Fall Meeting Prague

Nov 2009


 User requirements

for the BHL-Europe portal


Evaluation of the User Requirement Survey

Oct-Nov 2009

BHL-Europe User Requirements (PDF files of results)


Participants: total 52 (for questions 8-14 only 33 due to a program bug)

19 participants (37 %) responded to all questions but only the results for questions 1-7 were transmitted, the other answers were lost. This bug was evenly distributed and all consortium members suffered equally (I analysed the IP numbers which were transmitted for all participants). Results of questions 1-7 did not differ significantly among the two groups, so the remaining 33 participants should be equally representative than the entire group.
[18 Nov]: the reason for the bug had obviously been that 19 participants did not enter a freetext answer to question 13 "Any further suggestions?" - this had the effect that the complete block of questions 8-14 were not submitted to surveymonkey without that the participants had the opportunity to notice that.
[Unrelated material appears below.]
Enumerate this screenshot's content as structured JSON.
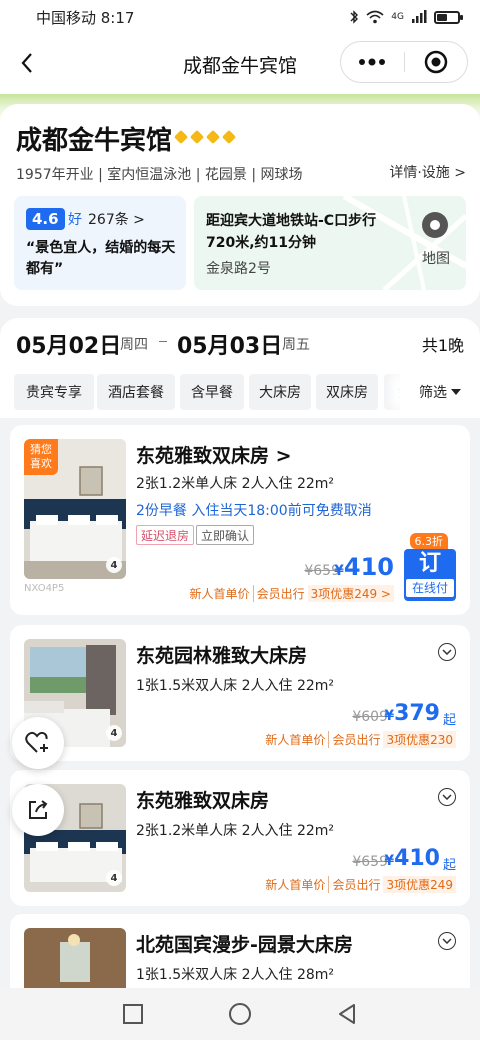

So: we should never make a freetext-only question obligatory.

In most questions 3 items very important, important and not important could be selected.
I would have preferred to provoke answers "I agree with" or "I support" a given statement. This would have made the evaluation easier.

The 3 offered items represented unevenly distributed levels of agreement. 5 items would have been better.
"Very important" = 1, "important" = 2, "not important" = 5.
Items 3 and 4 were not offered: "moderately important" and "little important".

It is impossible to say how the participants understood the term "important" in this context (as a choice for a moderate answer, or as a stronger than moderate answer?). In the evaluation I assume that some did so, and some did otherwise, "important" may represent something like a value of 2.5.
I observed that many participants only selected 1 or 2, but not 5 (for example all CSIC participants). This can make it extremely difficult to detect preferences.

Obviously only potential users working in taxonomic contexts in scientific institutes were selected to be asked.
Participants must have been told which kind of service BHL-Europe would like to create (a BHL-like portal with some more functions).
Many participants did not know much about the data resources. Some seem to have thought that BHL-Europe has personal resources to evaluate the literature and to tell the users which species were reported to live in which geographic units.


Evaluation of the survey in detail


1. Describe a situation in which you would come to the BHL-Europe Portal.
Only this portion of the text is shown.